Phase 1: Parallel Format (Backwards Compatible)

pub struct GraphInfo {
    // Current fields remain
    pub operands: Vec<Operand>,
    pub operations: Vec<Operation>,  // Still uses JSON attributes
    // ...
}

impl GraphInfo {
    // New: serialize to Cap'n Proto
    pub fn to_capnp(&self) -> capnp::message::Builder<capnp::message::HeapAllocator> {
        // Convert to Cap'n Proto format
    }

    // New: deserialize from Cap'n Proto
    pub fn from_capnp(reader: capnp::message::Reader) -> Result<Self, GraphError> {
        // Convert from Cap'n Proto format
    }

    // Existing JSON support unchanged
    pub fn to_json(&self) -> Result<String, GraphError> { ... }
    pub fn from_json(s: &str) -> Result<Self, GraphError> { ... }
}

Phase 2: IPC Transport Layer

// New module: src/ipc/mod.rs
pub struct GraphService {
    // Unix socket, pipe, or TCP listener
}

impl GraphService {
    pub fn serve(&self) -> Result<(), GraphError> {
        // Accept connections
        // Receive Cap'n Proto messages
        // Deserialize to GraphInfo
        // Execute operations
        // Send results back
    }
}

// Client side
pub struct GraphClient {
    // Connection to service
}

impl GraphClient {
    pub fn build_graph(&self, info: &GraphInfo) -> Result<GraphHandle, GraphError> {
        // Serialize to Cap'n Proto
        // Send over IPC
        // Receive handle
    }

    pub fn compute(&self, handle: GraphHandle, inputs: &[Tensor]) -> Result<Vec<Tensor>, GraphError> {
        // Send compute request over IPC
        // Receive results
    }
}

Phase 3: Optional JSON Deprecation - Keep JSON for debugging and CLI tools - Use Cap'n Proto exclusively for IPC - Document migration path for users

Process Model Options

Option A: Separate Service Process (Chromium-like)

Client Process (Python/Rust)
    ↓ Cap'n Proto IPC
Service Process (Rust WebNN)
    ↓ Direct FFI
Backend (ONNX Runtime / CoreML / TensorRT)

Benefits: - Isolates GPU/ML hardware failures - Sandboxing possible - Multiple clients can share service - Resource pooling

Use Cases: - Web browser integration - Multi-tenant ML serving - Fault isolation

Option B: Worker Thread Pool (Simpler)

Main Thread (Python/Rust)
    ↓ Channel/Queue
Worker Thread Pool
    ↓ Direct calls
Backend (ONNX Runtime / CoreML / TensorRT)

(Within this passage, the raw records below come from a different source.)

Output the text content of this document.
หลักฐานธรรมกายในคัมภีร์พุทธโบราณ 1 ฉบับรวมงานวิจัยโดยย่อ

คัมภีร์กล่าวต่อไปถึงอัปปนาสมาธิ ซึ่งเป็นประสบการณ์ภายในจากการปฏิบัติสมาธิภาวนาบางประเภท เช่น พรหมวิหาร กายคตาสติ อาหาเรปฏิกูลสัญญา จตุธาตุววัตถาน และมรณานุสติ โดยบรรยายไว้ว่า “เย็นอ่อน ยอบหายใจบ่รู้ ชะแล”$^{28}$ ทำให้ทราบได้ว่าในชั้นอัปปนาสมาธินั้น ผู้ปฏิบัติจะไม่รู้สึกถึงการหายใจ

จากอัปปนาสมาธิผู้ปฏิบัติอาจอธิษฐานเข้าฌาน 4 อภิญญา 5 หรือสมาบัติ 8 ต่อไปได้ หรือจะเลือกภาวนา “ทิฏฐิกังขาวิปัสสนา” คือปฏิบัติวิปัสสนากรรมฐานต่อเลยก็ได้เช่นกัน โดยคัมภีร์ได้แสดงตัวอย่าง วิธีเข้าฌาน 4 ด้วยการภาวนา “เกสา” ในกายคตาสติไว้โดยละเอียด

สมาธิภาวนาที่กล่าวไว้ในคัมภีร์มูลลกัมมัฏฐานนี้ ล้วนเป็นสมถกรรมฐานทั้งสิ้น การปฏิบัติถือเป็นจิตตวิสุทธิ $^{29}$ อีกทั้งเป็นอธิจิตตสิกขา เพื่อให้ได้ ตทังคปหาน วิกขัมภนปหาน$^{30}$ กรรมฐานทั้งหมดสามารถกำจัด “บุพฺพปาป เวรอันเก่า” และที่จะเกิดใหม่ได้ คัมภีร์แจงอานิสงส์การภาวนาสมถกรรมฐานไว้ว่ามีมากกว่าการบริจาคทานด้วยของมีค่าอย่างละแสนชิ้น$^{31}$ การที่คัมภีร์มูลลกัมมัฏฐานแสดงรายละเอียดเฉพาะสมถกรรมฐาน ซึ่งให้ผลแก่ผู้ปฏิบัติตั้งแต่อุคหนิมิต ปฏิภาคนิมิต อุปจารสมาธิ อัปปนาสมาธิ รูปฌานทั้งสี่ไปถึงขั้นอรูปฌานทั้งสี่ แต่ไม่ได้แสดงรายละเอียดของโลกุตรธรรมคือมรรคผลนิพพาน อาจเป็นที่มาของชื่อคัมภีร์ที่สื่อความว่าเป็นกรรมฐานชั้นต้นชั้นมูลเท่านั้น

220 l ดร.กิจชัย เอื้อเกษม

Benefits: - Simpler than multi-process - Lower overhead - Shared memory (no serialization within process)

Use Cases: - Desktop applications - ML tools/libraries - Lower latency critical

Option C: Hybrid (Flexible)

Support both in-process and IPC:

pub enum GraphExecutor {
    InProcess(DirectExecutor),      // Current implementation
    Worker(ThreadPoolExecutor),     // Thread pool
    Service(IpcExecutor),           // Separate process via Cap'n Proto
}

User chooses at runtime:

let executor = GraphExecutor::new_service()?; // IPC
let executor = GraphExecutor::new_worker(4)?; // 4 worker threads
let executor = GraphExecutor::new_direct()?;  // Current behavior

Implementation Checklist

When adding IPC support:

  • [ ] Choose serialization format (Cap'n Proto recommended)
  • [ ] Define schema for all operations
  • [ ] Conv2d, ConvTranspose2d
  • [ ] Pool2d (Average, Max)
  • [ ] Normalization (Batch, Instance, Layer)
  • [ ] Element-wise operations
  • [ ] Reduction operations
  • [ ] Activation functions
  • [ ] Shape operations (Reshape, Transpose, etc.)
  • [ ] All other WebNN operations (50+ total)
  • [ ] Add schema compilation to build.rs
  • [ ] Implement GraphInfo ↔ Schema conversions
  • [ ] Add transport layer (sockets/pipes)
  • [ ] Implement service/client split
  • [ ] Add authentication/security (if multi-user)
  • [ ] Add resource limits and quotas
  • [ ] Test serialization performance vs JSON
  • [ ] Update Python bindings to support IPC mode
  • [ ] Add IPC mode examples
  • [ ] Document IPC setup and usage

Performance Considerations

Serialization Overhead

Format Serialize Deserialize Size Zero-Copy
JSON ~1-5ms ~2-10ms Large No
Protobuf ~0.5-2ms ~1-3ms Medium No
Cap'n Proto ~0.1-0.5ms ~0ms Small Yes

Estimates for typical WebNN graph (100 ops, 1MB constants)

When to Use IPC

IPC is beneficial when: - Need process isolation (security/stability) - Multiple clients sharing resources - Different privilege levels required - Large model sizes (reduces memory copies)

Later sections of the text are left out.